East Rutherford, N.J., Monday, October 21, 2019. Tom Brady runs off the field a happy man after his Patriots defeated the Jets 33-0. (Photo by David L. Pokress)
ROBBINS NEST
By Lenn Robbins,The New York Extra/TheNYExtra.com
Of course, the GOAT’s timing is perfect.
Tom Brady called it quits after the most successful career in NFL history. He will go out on his own terms; playing like a 28-year-old at the age of 44. In his 22nd season, Brady completed 67.5-percent of his passes for 5,316 yards with 43 touchdowns and 12 interceptions.
He didn’t get the Buccaneers to back-to-back Super Bowls but few get to write a Hollywood ending, especially when they already penned a Hollywood career – seven Super Bowl championships, five Super Bowl MVPs and career records for touchdown passes (624) and passing yards (84,250).
No player, regardless of position, has done it better.
So why now? Yes, a 44-year-old body, regardless of how well-conditioned and maintained, doesn’t rebound as easily from the sacks and bloodied lips. Yes, he’s acknowledged it isn’t easy on his wife to see him take the hits. Yes, his children have reached the age when they’re not as willing to tie their schedule to their parent’s lives.
But perhaps there’s another factor here. Something subtler. Perhaps this is a part of Brady’s thinking: He saw what we saw last weekend. The quarterback position is changing.
Patrick Mahomes and Josh Allen gave us the greatest playoff game in NFL history with two performances for the ages. They ran, they threw, they threw while running, they eluded tacklers, they played the game in completely-unBradylike fashion – and it was spectacular.
No one will ever play the game with the precision, confidence, and clutchness, if you will, that Brady did. Pick your favorite Brady moment:
Down 28-3 at halftime in a Super Bowl? No worries.
The fourth quarter of Super Bowl XLIX? Brady completed 13-of-15 passes for 124 and two touchdowns with a 140.7 rating in the fourth quarter.
That 2013 game against the Saints? Brady took the Pats 70 in 73 seconds with no timeouts, throwing a 17-yard touchdown pass with five seconds less to claim a 30-27 victory.
Was there ever a doubt?
“We never think we’re out it,” Tampa Bay tight end Cameron Brate told reporters. “The belief that he inspires in all of us — he’s done it on the biggest stage. We’ve seen him do it. We have a ton of confidence in him, and he puts that confidence in us.”
Mahomes, or Allen, or both, might go on to break some of Brady’s records (the seven Lombardi Trophies seems out of touch, like Yogi’s 10 World Series titles). But they won’t do it as Brady did. They will contort their bodies, gyrate their legs, dislocate their arms into polygon-like angles. Brady doesn’t do that. He never did.
No. 12 worked the pocket like a figure skater doing compulsories – well calculated moves in a tight space.

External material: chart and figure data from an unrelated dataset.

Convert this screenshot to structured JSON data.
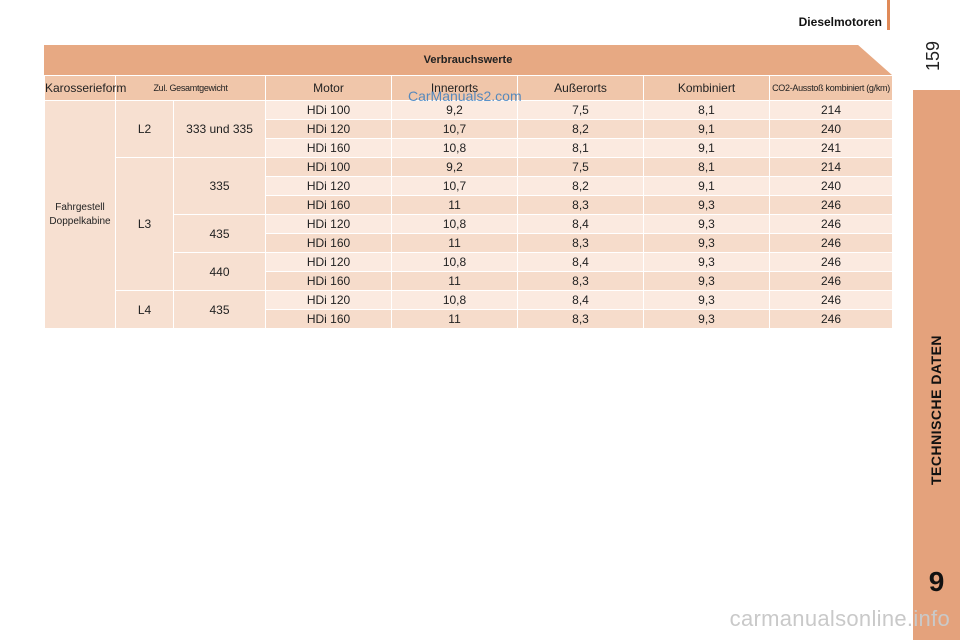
{
  "header": {
    "section_title": "Dieselmotoren",
    "page_number": "159"
  },
  "sidebar": {
    "chapter_label": "TECHNISCHE DATEN",
    "chapter_number": "9"
  },
  "table": {
    "title": "Verbrauchswerte",
    "columns": [
      "Karosserieform",
      "Zul. Gesamtgewicht",
      "Motor",
      "Innerorts",
      "Außerorts",
      "Kombiniert",
      "CO2-Ausstoß kombiniert (g/km)"
    ],
    "body_type_line1": "Fahrgestell",
    "body_type_line2": "Doppelkabine",
    "groups": [
      {
        "length": "L2",
        "weight": "333 und 335",
        "rows": [
          [
            "HDi 100",
            "9,2",
            "7,5",
            "8,1",
            "214"
          ],
          [
            "HDi 120",
            "10,7",
            "8,2",
            "9,1",
            "240"
          ],
          [
            "HDi 160",
            "10,8",
            "8,1",
            "9,1",
            "241"
          ]
        ]
      },
      {
        "length": "L3",
        "weight": "335",
        "rows": [
          [
            "HDi 100",
            "9,2",
            "7,5",
            "8,1",
            "214"
          ],
          [
            "HDi 120",
            "10,7",
            "8,2",
            "9,1",
            "240"
          ],
          [
            "HDi 160",
            "11",
            "8,3",
            "9,3",
            "246"
          ]
        ]
      },
      {
        "length": "",
        "weight": "435",
        "rows": [
          [
            "HDi 120",
            "10,8",
            "8,4",
            "9,3",
            "246"
          ],
          [
            "HDi 160",
            "11",
            "8,3",
            "9,3",
            "246"
          ]
        ]
      },
      {
        "length": "",
        "weight": "440",
        "rows": [
          [
            "HDi 120",
            "10,8",
            "8,4",
            "9,3",
            "246"
          ],
          [
            "HDi 160",
            "11",
            "8,3",
            "9,3",
            "246"
          ]
        ]
      },
      {
        "length": "L4",
        "weight": "435",
        "rows": [
          [
            "HDi 120",
            "10,8",
            "8,4",
            "9,3",
            "246"
          ],
          [
            "HDi 160",
            "11",
            "8,3",
            "9,3",
            "246"
          ]
        ]
      }
    ]
  },
  "watermark": "CarManuals2.com",
  "footer_watermark": "carmanualsonline.info",
  "colors": {
    "accent": "#e4a27c",
    "header_row": "#f0c6aa",
    "row_light": "#fbeae0",
    "row_dark": "#f6dccb"
  }
}
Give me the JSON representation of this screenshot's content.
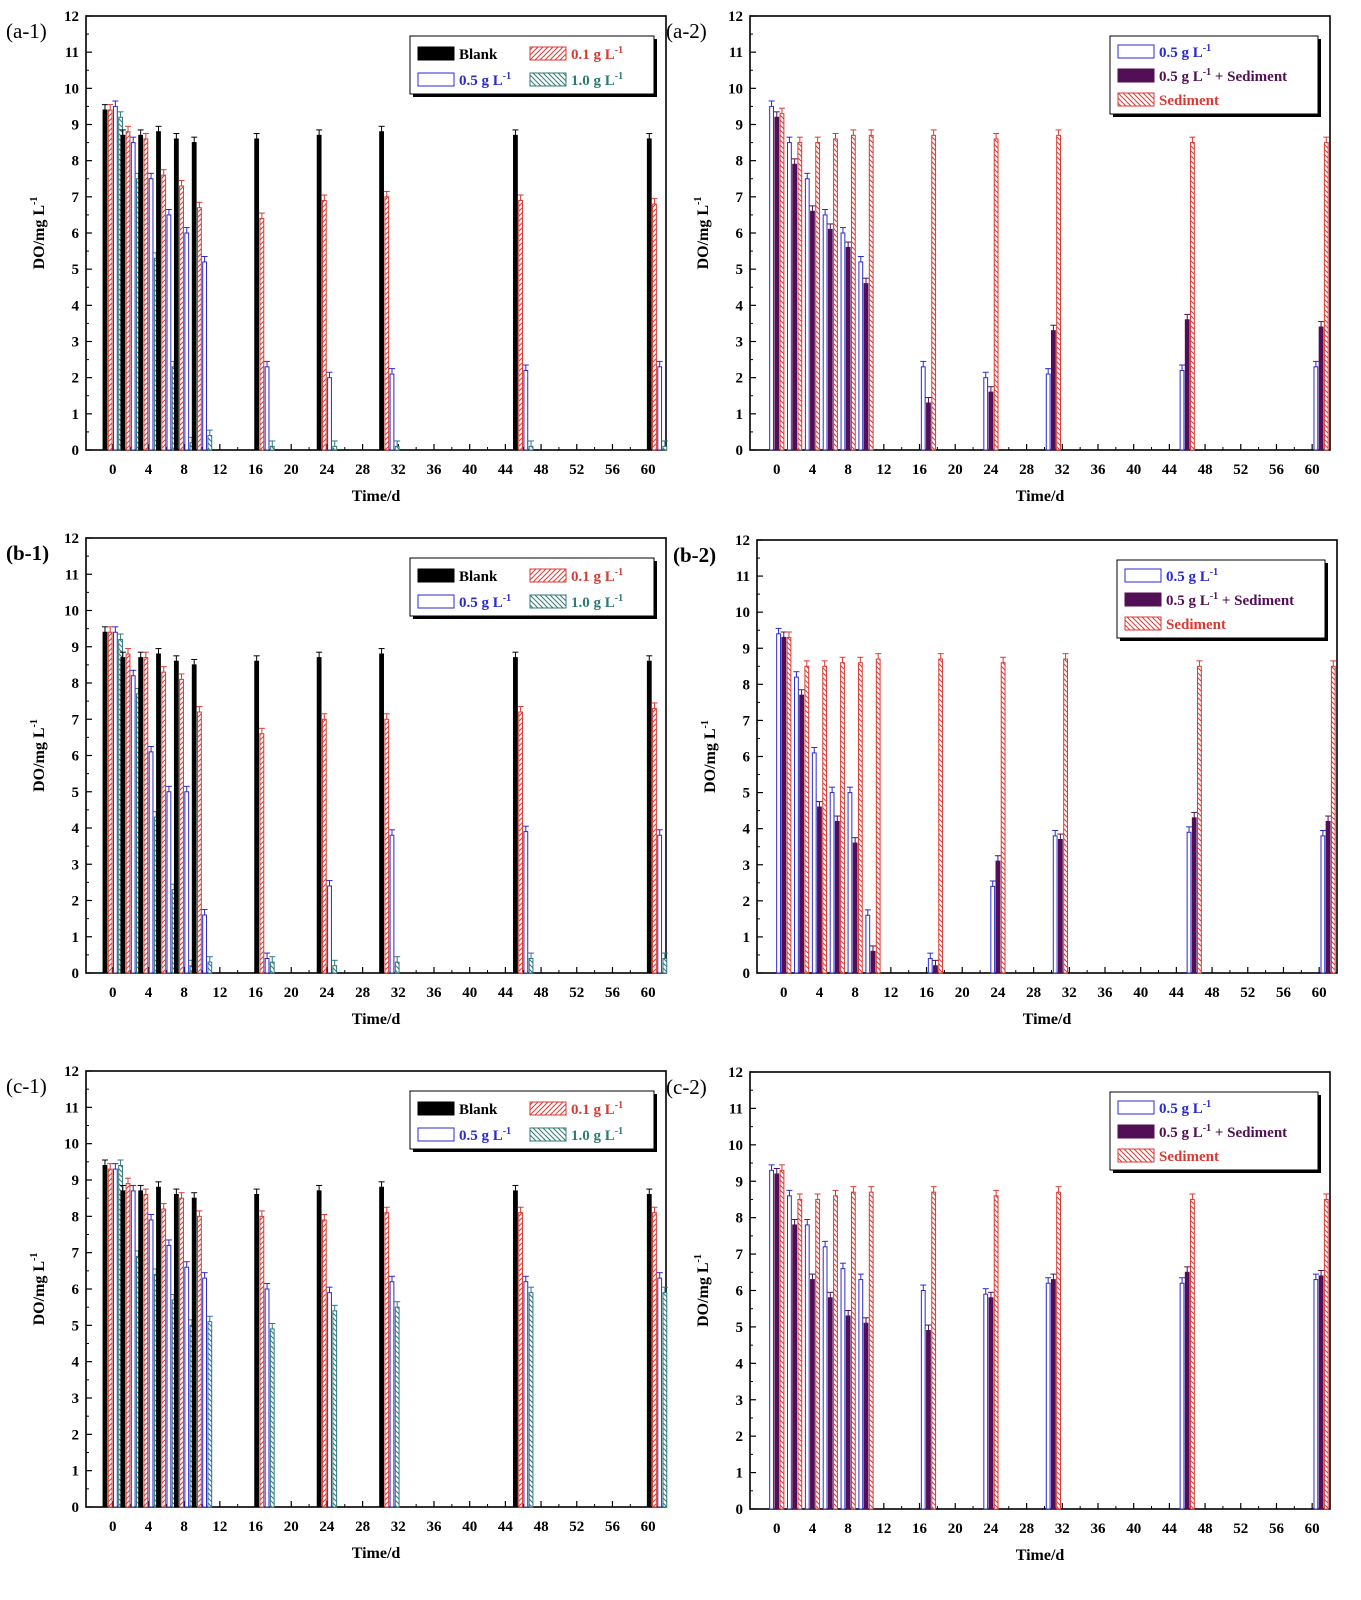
{
  "colors": {
    "blank": "#000000",
    "c01": "#d93a34",
    "c05": "#2a2ad4",
    "c10": "#2f7a76",
    "sed_combo": "#520f55",
    "sediment": "#d93a34"
  },
  "chart_data": [
    {
      "id": "a-1",
      "panel_label": "(a-1)",
      "type": "bar",
      "xlabel": "Time/d",
      "ylabel": "DO/mg L",
      "ylabel_sup": "-1",
      "ylim": [
        0,
        12
      ],
      "xlim": [
        -3,
        62
      ],
      "yticks": [
        "0",
        "1",
        "2",
        "3",
        "4",
        "5",
        "6",
        "7",
        "8",
        "9",
        "10",
        "11",
        "12"
      ],
      "xticks": [
        "0",
        "4",
        "8",
        "12",
        "16",
        "20",
        "24",
        "28",
        "32",
        "36",
        "40",
        "44",
        "48",
        "52",
        "56",
        "60"
      ],
      "legend_position": "top-right",
      "groups": [
        {
          "day": 0,
          "values": [
            9.4,
            9.4,
            9.5,
            9.2
          ]
        },
        {
          "day": 2,
          "values": [
            8.7,
            8.8,
            8.5,
            7.5
          ]
        },
        {
          "day": 4,
          "values": [
            8.7,
            8.6,
            7.5,
            5.3
          ]
        },
        {
          "day": 6,
          "values": [
            8.8,
            7.6,
            6.5,
            2.3
          ]
        },
        {
          "day": 8,
          "values": [
            8.6,
            7.3,
            6.0,
            0.2
          ]
        },
        {
          "day": 10,
          "values": [
            8.5,
            6.7,
            5.2,
            0.4
          ]
        },
        {
          "day": 17,
          "values": [
            8.6,
            6.4,
            2.3,
            0.1
          ]
        },
        {
          "day": 24,
          "values": [
            8.7,
            6.9,
            2.0,
            0.1
          ]
        },
        {
          "day": 31,
          "values": [
            8.8,
            7.0,
            2.1,
            0.1
          ]
        },
        {
          "day": 46,
          "values": [
            8.7,
            6.9,
            2.2,
            0.1
          ]
        },
        {
          "day": 61,
          "values": [
            8.6,
            6.8,
            2.3,
            0.1
          ]
        }
      ],
      "series": [
        {
          "name": "Blank",
          "unit": "",
          "color_key": "blank",
          "pattern": "solid"
        },
        {
          "name": "0.1 g L",
          "unit": "-1",
          "color_key": "c01",
          "pattern": "hatch-right"
        },
        {
          "name": "0.5 g L",
          "unit": "-1",
          "color_key": "c05",
          "pattern": "open"
        },
        {
          "name": "1.0 g L",
          "unit": "-1",
          "color_key": "c10",
          "pattern": "hatch-left"
        }
      ]
    },
    {
      "id": "a-2",
      "panel_label": "(a-2)",
      "type": "bar",
      "xlabel": "Time/d",
      "ylabel": "DO/mg L",
      "ylabel_sup": "-1",
      "ylim": [
        0,
        12
      ],
      "xlim": [
        -3,
        62
      ],
      "yticks": [
        "0",
        "1",
        "2",
        "3",
        "4",
        "5",
        "6",
        "7",
        "8",
        "9",
        "10",
        "11",
        "12"
      ],
      "xticks": [
        "0",
        "4",
        "8",
        "12",
        "16",
        "20",
        "24",
        "28",
        "32",
        "36",
        "40",
        "44",
        "48",
        "52",
        "56",
        "60"
      ],
      "legend_position": "top-right",
      "groups": [
        {
          "day": 0,
          "values": [
            9.5,
            9.2,
            9.3
          ]
        },
        {
          "day": 2,
          "values": [
            8.5,
            7.9,
            8.5
          ]
        },
        {
          "day": 4,
          "values": [
            7.5,
            6.6,
            8.5
          ]
        },
        {
          "day": 6,
          "values": [
            6.5,
            6.1,
            8.6
          ]
        },
        {
          "day": 8,
          "values": [
            6.0,
            5.6,
            8.7
          ]
        },
        {
          "day": 10,
          "values": [
            5.2,
            4.6,
            8.7
          ]
        },
        {
          "day": 17,
          "values": [
            2.3,
            1.3,
            8.7
          ]
        },
        {
          "day": 24,
          "values": [
            2.0,
            1.6,
            8.6
          ]
        },
        {
          "day": 31,
          "values": [
            2.1,
            3.3,
            8.7
          ]
        },
        {
          "day": 46,
          "values": [
            2.2,
            3.6,
            8.5
          ]
        },
        {
          "day": 61,
          "values": [
            2.3,
            3.4,
            8.5
          ]
        }
      ],
      "series": [
        {
          "name": "0.5 g L",
          "unit": "-1",
          "color_key": "c05",
          "pattern": "open"
        },
        {
          "name": "0.5 g L",
          "unit": "-1",
          "suffix": " + Sediment",
          "color_key": "sed_combo",
          "pattern": "solid"
        },
        {
          "name": "Sediment",
          "unit": "",
          "color_key": "sediment",
          "pattern": "hatch-left"
        }
      ]
    },
    {
      "id": "b-1",
      "panel_label": "(b-1)",
      "type": "bar",
      "xlabel": "Time/d",
      "ylabel": "DO/mg L",
      "ylabel_sup": "-1",
      "ylim": [
        0,
        12
      ],
      "xlim": [
        -3,
        62
      ],
      "yticks": [
        "0",
        "1",
        "2",
        "3",
        "4",
        "5",
        "6",
        "7",
        "8",
        "9",
        "10",
        "11",
        "12"
      ],
      "xticks": [
        "0",
        "4",
        "8",
        "12",
        "16",
        "20",
        "24",
        "28",
        "32",
        "36",
        "40",
        "44",
        "48",
        "52",
        "56",
        "60"
      ],
      "legend_position": "top-right",
      "groups": [
        {
          "day": 0,
          "values": [
            9.4,
            9.4,
            9.4,
            9.2
          ]
        },
        {
          "day": 2,
          "values": [
            8.7,
            8.8,
            8.2,
            7.7
          ]
        },
        {
          "day": 4,
          "values": [
            8.7,
            8.7,
            6.1,
            4.3
          ]
        },
        {
          "day": 6,
          "values": [
            8.8,
            8.3,
            5.0,
            2.3
          ]
        },
        {
          "day": 8,
          "values": [
            8.6,
            8.1,
            5.0,
            0.2
          ]
        },
        {
          "day": 10,
          "values": [
            8.5,
            7.2,
            1.6,
            0.3
          ]
        },
        {
          "day": 17,
          "values": [
            8.6,
            6.6,
            0.4,
            0.3
          ]
        },
        {
          "day": 24,
          "values": [
            8.7,
            7.0,
            2.4,
            0.2
          ]
        },
        {
          "day": 31,
          "values": [
            8.8,
            7.0,
            3.8,
            0.3
          ]
        },
        {
          "day": 46,
          "values": [
            8.7,
            7.2,
            3.9,
            0.4
          ]
        },
        {
          "day": 61,
          "values": [
            8.6,
            7.3,
            3.8,
            0.4
          ]
        }
      ],
      "series": [
        {
          "name": "Blank",
          "unit": "",
          "color_key": "blank",
          "pattern": "solid"
        },
        {
          "name": "0.1 g L",
          "unit": "-1",
          "color_key": "c01",
          "pattern": "hatch-right"
        },
        {
          "name": "0.5 g L",
          "unit": "-1",
          "color_key": "c05",
          "pattern": "open"
        },
        {
          "name": "1.0 g L",
          "unit": "-1",
          "color_key": "c10",
          "pattern": "hatch-left"
        }
      ]
    },
    {
      "id": "b-2",
      "panel_label": "(b-2)",
      "type": "bar",
      "xlabel": "Time/d",
      "ylabel": "DO/mg L",
      "ylabel_sup": "-1",
      "ylim": [
        0,
        12
      ],
      "xlim": [
        -3,
        62
      ],
      "yticks": [
        "0",
        "1",
        "2",
        "3",
        "4",
        "5",
        "6",
        "7",
        "8",
        "9",
        "10",
        "11",
        "12"
      ],
      "xticks": [
        "0",
        "4",
        "8",
        "12",
        "16",
        "20",
        "24",
        "28",
        "32",
        "36",
        "40",
        "44",
        "48",
        "52",
        "56",
        "60"
      ],
      "legend_position": "top-right",
      "groups": [
        {
          "day": 0,
          "values": [
            9.4,
            9.3,
            9.3
          ]
        },
        {
          "day": 2,
          "values": [
            8.2,
            7.7,
            8.5
          ]
        },
        {
          "day": 4,
          "values": [
            6.1,
            4.6,
            8.5
          ]
        },
        {
          "day": 6,
          "values": [
            5.0,
            4.2,
            8.6
          ]
        },
        {
          "day": 8,
          "values": [
            5.0,
            3.6,
            8.6
          ]
        },
        {
          "day": 10,
          "values": [
            1.6,
            0.6,
            8.7
          ]
        },
        {
          "day": 17,
          "values": [
            0.4,
            0.2,
            8.7
          ]
        },
        {
          "day": 24,
          "values": [
            2.4,
            3.1,
            8.6
          ]
        },
        {
          "day": 31,
          "values": [
            3.8,
            3.7,
            8.7
          ]
        },
        {
          "day": 46,
          "values": [
            3.9,
            4.3,
            8.5
          ]
        },
        {
          "day": 61,
          "values": [
            3.8,
            4.2,
            8.5
          ]
        }
      ],
      "series": [
        {
          "name": "0.5 g L",
          "unit": "-1",
          "color_key": "c05",
          "pattern": "open"
        },
        {
          "name": "0.5 g L",
          "unit": "-1",
          "suffix": " + Sediment",
          "color_key": "sed_combo",
          "pattern": "solid"
        },
        {
          "name": "Sediment",
          "unit": "",
          "color_key": "sediment",
          "pattern": "hatch-left"
        }
      ]
    },
    {
      "id": "c-1",
      "panel_label": "(c-1)",
      "type": "bar",
      "xlabel": "Time/d",
      "ylabel": "DO/mg L",
      "ylabel_sup": "-1",
      "ylim": [
        0,
        12
      ],
      "xlim": [
        -3,
        62
      ],
      "yticks": [
        "0",
        "1",
        "2",
        "3",
        "4",
        "5",
        "6",
        "7",
        "8",
        "9",
        "10",
        "11",
        "12"
      ],
      "xticks": [
        "0",
        "4",
        "8",
        "12",
        "16",
        "20",
        "24",
        "28",
        "32",
        "36",
        "40",
        "44",
        "48",
        "52",
        "56",
        "60"
      ],
      "legend_position": "top-right",
      "groups": [
        {
          "day": 0,
          "values": [
            9.4,
            9.3,
            9.3,
            9.4
          ]
        },
        {
          "day": 2,
          "values": [
            8.7,
            8.9,
            8.7,
            6.9
          ]
        },
        {
          "day": 4,
          "values": [
            8.7,
            8.6,
            7.9,
            6.4
          ]
        },
        {
          "day": 6,
          "values": [
            8.8,
            8.2,
            7.2,
            5.7
          ]
        },
        {
          "day": 8,
          "values": [
            8.6,
            8.5,
            6.6,
            5.0
          ]
        },
        {
          "day": 10,
          "values": [
            8.5,
            8.0,
            6.3,
            5.1
          ]
        },
        {
          "day": 17,
          "values": [
            8.6,
            8.0,
            6.0,
            4.9
          ]
        },
        {
          "day": 24,
          "values": [
            8.7,
            7.9,
            5.9,
            5.4
          ]
        },
        {
          "day": 31,
          "values": [
            8.8,
            8.1,
            6.2,
            5.5
          ]
        },
        {
          "day": 46,
          "values": [
            8.7,
            8.1,
            6.2,
            5.9
          ]
        },
        {
          "day": 61,
          "values": [
            8.6,
            8.1,
            6.3,
            5.9
          ]
        }
      ],
      "series": [
        {
          "name": "Blank",
          "unit": "",
          "color_key": "blank",
          "pattern": "solid"
        },
        {
          "name": "0.1 g L",
          "unit": "-1",
          "color_key": "c01",
          "pattern": "hatch-right"
        },
        {
          "name": "0.5 g L",
          "unit": "-1",
          "color_key": "c05",
          "pattern": "open"
        },
        {
          "name": "1.0 g L",
          "unit": "-1",
          "color_key": "c10",
          "pattern": "hatch-left"
        }
      ]
    },
    {
      "id": "c-2",
      "panel_label": "(c-2)",
      "type": "bar",
      "xlabel": "Time/d",
      "ylabel": "DO/mg L",
      "ylabel_sup": "-1",
      "ylim": [
        0,
        12
      ],
      "xlim": [
        -3,
        62
      ],
      "yticks": [
        "0",
        "1",
        "2",
        "3",
        "4",
        "5",
        "6",
        "7",
        "8",
        "9",
        "10",
        "11",
        "12"
      ],
      "xticks": [
        "0",
        "4",
        "8",
        "12",
        "16",
        "20",
        "24",
        "28",
        "32",
        "36",
        "40",
        "44",
        "48",
        "52",
        "56",
        "60"
      ],
      "legend_position": "top-right",
      "groups": [
        {
          "day": 0,
          "values": [
            9.3,
            9.2,
            9.3
          ]
        },
        {
          "day": 2,
          "values": [
            8.6,
            7.8,
            8.5
          ]
        },
        {
          "day": 4,
          "values": [
            7.8,
            6.3,
            8.5
          ]
        },
        {
          "day": 6,
          "values": [
            7.2,
            5.8,
            8.6
          ]
        },
        {
          "day": 8,
          "values": [
            6.6,
            5.3,
            8.7
          ]
        },
        {
          "day": 10,
          "values": [
            6.3,
            5.1,
            8.7
          ]
        },
        {
          "day": 17,
          "values": [
            6.0,
            4.9,
            8.7
          ]
        },
        {
          "day": 24,
          "values": [
            5.9,
            5.8,
            8.6
          ]
        },
        {
          "day": 31,
          "values": [
            6.2,
            6.3,
            8.7
          ]
        },
        {
          "day": 46,
          "values": [
            6.2,
            6.5,
            8.5
          ]
        },
        {
          "day": 61,
          "values": [
            6.3,
            6.4,
            8.5
          ]
        }
      ],
      "series": [
        {
          "name": "0.5 g L",
          "unit": "-1",
          "color_key": "c05",
          "pattern": "open"
        },
        {
          "name": "0.5 g L",
          "unit": "-1",
          "suffix": " + Sediment",
          "color_key": "sed_combo",
          "pattern": "solid"
        },
        {
          "name": "Sediment",
          "unit": "",
          "color_key": "sediment",
          "pattern": "hatch-left"
        }
      ]
    }
  ]
}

He found crannies in short-yard situations and converted one-yard sneaks like a commuter cramming into a crowded subway car just before the doors close. When he surveyed the field, it was with the detached calculation of a predator determining exactly which prey to attack.
And, remember, no one saw this football assassin coming.
Unlike first-round draft choices Mahomes and Allen, Brady carried the chip of being the 199th player chosen like one of his designer suits. Beneath those threads, under those shoulder pads, was the bitter sixth-round draft choice in 2000 that factored into Brady being the ultimate competitor.
The suggestion that he would walk away from the game because a couple of young bucks are on the scene is preposterous. We wouldn’t insult the GOAT with such foolishness. But Brady’s strength always has been his ability to see it all: The cornerback who is creeping up. The mismatch his tight end enjoys. The soft defense that isn’t positioned to stop the run.
“Watching him play, he is a surgeon,” Buccaneers coach Bruce Arians said of Brady.
A surgeon considers all the options before making the first cut.
Brady knows he can’t escape the new-breed defenders like Micah Parsons who can run down and pummel quarterbacks. When the pocket collapses, he can’t break off 34-yard runs and turn disaster into opportunity as Mahomes did last week against the Bills. He can’t run the option like Allen or Kyler Murray or Dak Prescott.
Factor it all in – his health, his family, the younger, more elite athletes who are reshaping the game that Brady has dominated with his mind, arm, touch and leadership. He saw what we did last weekend. That beautiful mind is processing it all.
The time appears to be right. Let Mahomes and Allen and Murray and Prescott run with the torch. They will never outgain Brady’s legacy.